Anlayıp özümseyemeyince de “Biz onun gibi olamayız!” dersin.
İşte bu, onu hayatından çıkarmak, onun yaşamla bağını kesmektir.
Atatürk’ü; ete kemiğe bürünmüş haliyle; duygularıyla, davranışlarıyla, nezaketiyle, sevgileriyle, şefkatiyle, endişeleriyle, dostluklarıyla… yani insanî yönleriyle de tanıyın ve anlayın!
Onu tenis maçı izlerken
Yüzerken,
Kürek çekerken,
Zeybek oynarken,
Salıncakta çocuklar gibi neşeyle sallanırken,
Bir iğde ağacının kesilmesine ağlayan bilinçli bir çevreci olarak,
Köpeği ölünce ağlayan bir hayvan sever olarak,
Şık giyinen nezaket sahibi bir beyefendi olarak görün .

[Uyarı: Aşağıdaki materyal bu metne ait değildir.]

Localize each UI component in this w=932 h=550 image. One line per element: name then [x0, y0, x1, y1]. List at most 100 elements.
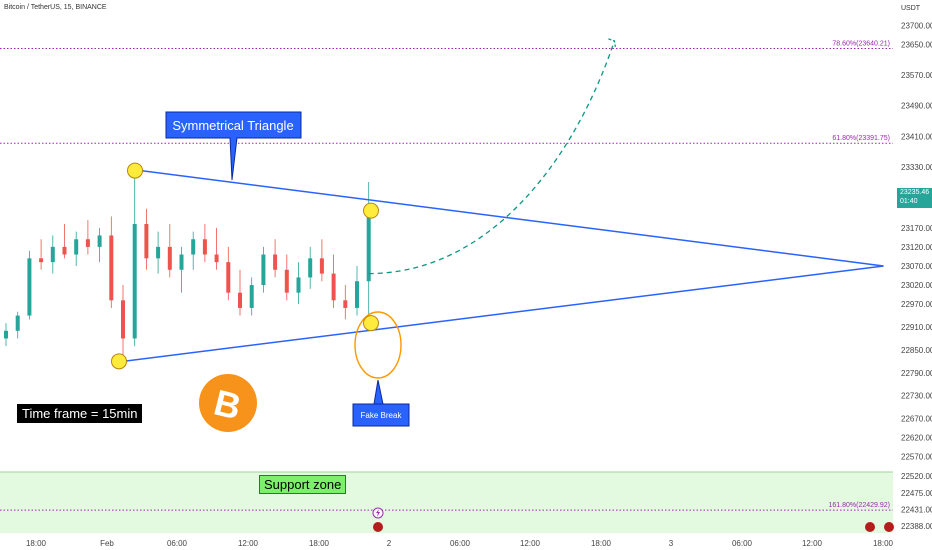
fib-level-label: 61.80%(23391.75): [832, 135, 890, 142]
price-tick-label: 22520.00: [901, 472, 932, 481]
price-tick-label: 22790.00: [901, 369, 932, 378]
price-tick-label: 22475.00: [901, 489, 932, 498]
highlighted-point: [363, 202, 379, 219]
time-tick-label: 06:00: [450, 539, 471, 548]
price-tick-label: 23650.00: [901, 41, 932, 50]
projection-arrowhead: [608, 38, 617, 47]
price-tick-label: 23070.00: [901, 262, 932, 271]
time-tick-label: 2: [387, 539, 392, 548]
candle-body: [308, 258, 313, 278]
symmetrical-triangle-callout: Symmetrical Triangle: [165, 111, 302, 181]
triangle-upper-line[interactable]: [140, 169, 884, 267]
us-flag-icon: [373, 522, 383, 532]
current-price: 23235.46: [900, 189, 930, 196]
price-tick-label: 22388.00: [901, 522, 932, 531]
time-tick-label: 12:00: [238, 539, 259, 548]
candle-body: [85, 239, 90, 247]
price-tick-label: 22850.00: [901, 346, 932, 355]
fib-level-label: 78.60%(23640.21): [832, 40, 890, 47]
price-tick-label: 22910.00: [901, 323, 932, 332]
price-tick-label: 23570.00: [901, 71, 932, 80]
candle-body: [167, 246, 172, 270]
time-tick-label: 06:00: [732, 539, 753, 548]
candle-body: [50, 246, 55, 263]
candle-body: [97, 235, 102, 247]
symmetrical-triangle-drawing[interactable]: [122, 169, 884, 363]
price-tick-label: 22431.00: [901, 506, 932, 515]
event-icons[interactable]: [372, 507, 894, 532]
candle-body: [15, 315, 20, 331]
candle-body: [296, 277, 301, 293]
bitcoin-logo-icon: B: [199, 374, 257, 432]
price-tick-label: 22970.00: [901, 300, 932, 309]
price-axis[interactable]: 23700.00 23650.00 23570.00 23490.00 23410.00…: [901, 22, 932, 532]
candle-body: [202, 239, 207, 255]
price-tick-label: 23700.00: [901, 22, 932, 31]
candle-body: [249, 285, 254, 308]
candle-body: [238, 292, 242, 308]
candle-body: [74, 239, 79, 255]
candle-body: [226, 262, 231, 293]
candle-body: [319, 258, 324, 274]
candle-body: [27, 258, 32, 316]
price-tick-label: 22670.00: [901, 415, 932, 424]
time-tick-label: 18:00: [309, 539, 330, 548]
candle-body: [191, 239, 196, 255]
currency-label: USDT: [901, 5, 921, 12]
candle-body: [62, 246, 67, 255]
fib-level-label: 161.80%(22429.92): [829, 502, 891, 509]
price-tick-label: 22620.00: [901, 434, 932, 443]
price-tick-label: 23020.00: [901, 281, 932, 290]
us-flag-icon: [884, 522, 894, 532]
candle-body: [261, 254, 266, 286]
us-flag-icon: [865, 522, 875, 532]
candle-body: [109, 235, 114, 301]
candle-body: [144, 224, 149, 259]
time-tick-label: 18:00: [873, 539, 894, 548]
time-tick-label: Feb: [100, 539, 114, 548]
candle-body: [331, 273, 336, 301]
candle-body: [132, 224, 137, 339]
candle-body: [179, 254, 184, 270]
price-tick-label: 23120.00: [901, 243, 932, 252]
highlighted-points: [111, 162, 379, 370]
price-tick-label: 23170.00: [901, 224, 932, 233]
time-tick-label: 18:00: [591, 539, 612, 548]
candle-body: [156, 246, 161, 259]
candle-body: [273, 254, 278, 270]
candle-body: [4, 330, 8, 339]
projection-dashed-arc: [368, 40, 616, 275]
fake-break-ellipse: [354, 311, 402, 379]
candle-body: [284, 269, 289, 293]
time-tick-label: 12:00: [520, 539, 541, 548]
time-tick-label: 18:00: [26, 539, 47, 548]
price-tick-label: 23410.00: [901, 132, 932, 141]
candle-body: [214, 254, 219, 263]
candle-body: [355, 281, 359, 308]
price-tick-label: 23490.00: [901, 102, 932, 111]
fake-break-callout: Fake Break: [352, 379, 410, 427]
time-tick-label: 3: [669, 539, 674, 548]
support-zone: [0, 471, 893, 533]
candle-body: [39, 258, 44, 263]
time-frame-label: Time frame = 15min: [17, 404, 143, 423]
candle-body: [121, 300, 125, 339]
support-zone-label: Support zone: [259, 475, 347, 494]
fake-break-label: Fake Break: [361, 411, 403, 420]
current-price-badge: 23235.46 01:40: [897, 188, 932, 208]
candlestick-series: [4, 166, 371, 362]
symmetrical-triangle-label: Symmetrical Triangle: [172, 118, 293, 133]
fib-level-group: 78.60%(23640.21) 61.80%(23391.75) 161.80%(…: [0, 40, 893, 511]
chart-title: Bitcoin / TetherUS, 15, BINANCE: [4, 4, 107, 11]
time-tick-label: 06:00: [167, 539, 188, 548]
highlighted-point: [127, 162, 143, 179]
price-tick-label: 23330.00: [901, 163, 932, 172]
highlighted-point: [363, 315, 379, 332]
time-tick-label: 12:00: [802, 539, 823, 548]
price-tick-label: 22570.00: [901, 453, 932, 462]
triangle-lower-line[interactable]: [122, 265, 884, 363]
highlighted-point: [111, 353, 127, 370]
candle-body: [343, 300, 348, 308]
time-axis[interactable]: 18:00 Feb 06:00 12:00 18:00 2 06:00 12:00 18:00 3…: [26, 539, 894, 548]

Emin olun onu çok daha fazla anlayacak ve seveceksiniz.
Onu anladıkça siz de birer “Atatürk” olacaksınız!
Onu sevmek ve anlamak istiyorsanız onu yükseklerde aramayın!
AYNAYA BAKIN!
Ölümünün 85. Yılında aziz hatırası önünde saygıyla eğiliyorum, ruhu şad olsun.